Finalement, Le Diable de Falaise est plus qu’une simple romance historique, c’est un beau roman historique féminin qui m’a ravi du début jusqu’à la fin. C’est absolument bien écrit et addictif. Voici un récit qui donne un éclat lumineux à la collection Aliénor et qui mérite de ne pas être oublié.

Merci, Anna Lyra pour cette belle et passionnante lecture !
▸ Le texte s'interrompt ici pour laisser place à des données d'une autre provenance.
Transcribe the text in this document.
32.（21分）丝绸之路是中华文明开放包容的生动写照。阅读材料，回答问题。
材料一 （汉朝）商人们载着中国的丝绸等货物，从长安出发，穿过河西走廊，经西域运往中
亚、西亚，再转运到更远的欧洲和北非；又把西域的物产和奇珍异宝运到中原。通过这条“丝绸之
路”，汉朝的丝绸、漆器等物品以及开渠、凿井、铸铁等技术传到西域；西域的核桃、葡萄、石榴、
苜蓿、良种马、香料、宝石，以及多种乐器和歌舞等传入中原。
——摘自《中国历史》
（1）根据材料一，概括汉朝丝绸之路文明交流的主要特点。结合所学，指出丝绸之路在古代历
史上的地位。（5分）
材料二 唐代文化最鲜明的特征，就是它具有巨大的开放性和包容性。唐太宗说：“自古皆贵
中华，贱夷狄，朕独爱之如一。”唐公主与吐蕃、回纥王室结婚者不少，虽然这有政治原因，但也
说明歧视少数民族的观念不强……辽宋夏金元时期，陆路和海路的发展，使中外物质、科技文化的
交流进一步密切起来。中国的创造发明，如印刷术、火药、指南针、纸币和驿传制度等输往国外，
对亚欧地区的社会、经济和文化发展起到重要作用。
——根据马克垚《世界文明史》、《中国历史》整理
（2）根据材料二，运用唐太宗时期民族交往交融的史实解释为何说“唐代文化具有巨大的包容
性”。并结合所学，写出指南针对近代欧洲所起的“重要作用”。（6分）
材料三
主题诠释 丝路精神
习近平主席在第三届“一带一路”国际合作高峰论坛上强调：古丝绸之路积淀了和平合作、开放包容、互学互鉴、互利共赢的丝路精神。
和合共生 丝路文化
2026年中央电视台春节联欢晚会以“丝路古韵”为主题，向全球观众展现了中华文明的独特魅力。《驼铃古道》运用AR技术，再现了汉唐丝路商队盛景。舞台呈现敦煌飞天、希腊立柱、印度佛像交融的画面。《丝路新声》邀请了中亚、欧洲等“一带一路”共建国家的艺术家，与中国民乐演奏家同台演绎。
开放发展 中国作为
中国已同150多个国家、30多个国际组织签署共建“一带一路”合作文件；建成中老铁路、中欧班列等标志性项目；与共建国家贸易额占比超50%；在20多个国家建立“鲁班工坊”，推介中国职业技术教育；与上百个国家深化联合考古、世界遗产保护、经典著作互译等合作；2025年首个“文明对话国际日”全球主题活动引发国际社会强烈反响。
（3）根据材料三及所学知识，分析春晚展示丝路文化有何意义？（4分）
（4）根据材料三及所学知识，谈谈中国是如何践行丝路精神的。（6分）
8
Artemissia – Songe d’une Nuit d’été

Anna Lyra signe une sublime romance historique. Des personnages totalement ordinaires au cœur d’un décor strict où les mœurs prévalaient sur toutes les raisons du cœur… Un contexte historique époustouflant. Une multitude de détails, que ce soit sur les us et coutumes, l’habillement, le langage, les décors, je me suis régalée. Un véritable contexte historique. Bien évidemment on y retrouve de l’action, des rebondissements, de la passion et de l’amour ! Tirée d’une histoire réelle, Anna Lyra explore cette époque avec une incroyable facilité. Elle maîtrise à la perfection son histoire et son scénario nous offrant une romance addictive et magnifique.

Esméralda – Les Miss Chocolatine bouquinent

Si vous cherchez une palpitante lecture riche en rebondissements se déroulant à l’époque médiévale à travers un époustouflant décor qui vous happe dès les premières pages, qui vous tienne en haleine jusqu’à la toute dernière, qui vous plonge dans un maelström d’émotions vives et qui vous ébranle à tous les niveaux… Alors laissez-vous tenter par ce bouleversant récit d’une beauté brute.

Mon Paradis des Livres

Bien plus qu’une romance… Une histoire passionnante qui possède un niveau de détails sur la vie de l’époque assez impressionnant. On sent tout le travail de recherche effectué pour rendre encore plus réaliste l’histoire. La romance en est d’autant plus passionnante à suivre !

Estrella

Mon petit mot

En écrivant ce roman, j’ai vraiment lâché la bride à mon inspiration… Je suis restée fidèle aux codes de la romance, bien entendu, mais en privilégiant au maximum l’immersion dans la Normandie du XIème siècle. Mon but était de te proposer un voyage dépaysant, une excursion médiévale qui te donnerait de l’évasion et ferait revivre, pour toi, un épisode romanesque de l’histoire normande.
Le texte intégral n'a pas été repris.